`Pakistan’s ‘Malala moment’ has passed`

According to the editorial in the New York Times, in the immediate aftermath of the October 9 assault, some Pakistanis hoped it could set off a sea change in their society.

New York: The rage and furor over the Taliban’s shooting of Malala Yousafzai, the 14-year-old women education activist, has now apparently passed in Pakistan, an editorial in an American daily has said.

According to the editorial in the New York Times, in the immediate aftermath of the October 9 assault, some Pakistanis hoped it could set off a sea change in their society.

For years, the country’s ability to resist Taliban militancy has been hamstrung by a broad ambiguity that undermined a national consensus against Islamist violence, the paper said.

But after Yousafzai was shot, heart-rending images of the wounded child bounced against cold-blooded Taliban statements that the militants would shoot her again, if they had a chance.
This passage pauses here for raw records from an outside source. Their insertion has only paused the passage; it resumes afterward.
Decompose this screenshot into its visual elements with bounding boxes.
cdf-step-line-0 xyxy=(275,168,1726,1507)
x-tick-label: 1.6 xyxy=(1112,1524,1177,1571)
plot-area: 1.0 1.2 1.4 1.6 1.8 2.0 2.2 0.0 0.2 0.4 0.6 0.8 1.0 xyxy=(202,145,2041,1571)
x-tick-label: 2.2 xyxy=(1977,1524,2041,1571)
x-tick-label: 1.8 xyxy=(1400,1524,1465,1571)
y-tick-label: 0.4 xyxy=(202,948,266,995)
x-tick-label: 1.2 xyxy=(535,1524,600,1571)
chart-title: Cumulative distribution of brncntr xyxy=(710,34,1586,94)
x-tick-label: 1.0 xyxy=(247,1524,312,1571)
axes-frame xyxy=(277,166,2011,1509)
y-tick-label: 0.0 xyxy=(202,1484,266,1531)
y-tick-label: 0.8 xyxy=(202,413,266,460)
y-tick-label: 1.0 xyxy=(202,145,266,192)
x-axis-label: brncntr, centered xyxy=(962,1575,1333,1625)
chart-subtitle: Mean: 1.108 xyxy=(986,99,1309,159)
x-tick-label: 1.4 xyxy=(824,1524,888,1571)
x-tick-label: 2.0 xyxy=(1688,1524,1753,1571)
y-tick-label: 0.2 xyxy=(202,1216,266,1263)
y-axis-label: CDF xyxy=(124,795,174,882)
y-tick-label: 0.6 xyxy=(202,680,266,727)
The country suddenly spoke with a unified, furious voice, it added.

The editorial, however, claimed that Pakistan’s “Malala moment,” and the possibilities it briefly excited, has now passed.

According to the paper, people in Pakistan now have ‘mixed feelings’ about Malala.

Some people even think that the attack on the teenage women rights activist was nothing, but an ‘American publicity stunt’ to make their point against the Taliban, the paper said.

Several young in the country are ambivalent about the attack on Malala, and believe that people have ignored Aafia Siddiqui, a Pakistani woman convicted on charges of trying to kill American soldiers and FBI agents by a New York court in 2010 and sentenced to 86 years in prison, the paper added.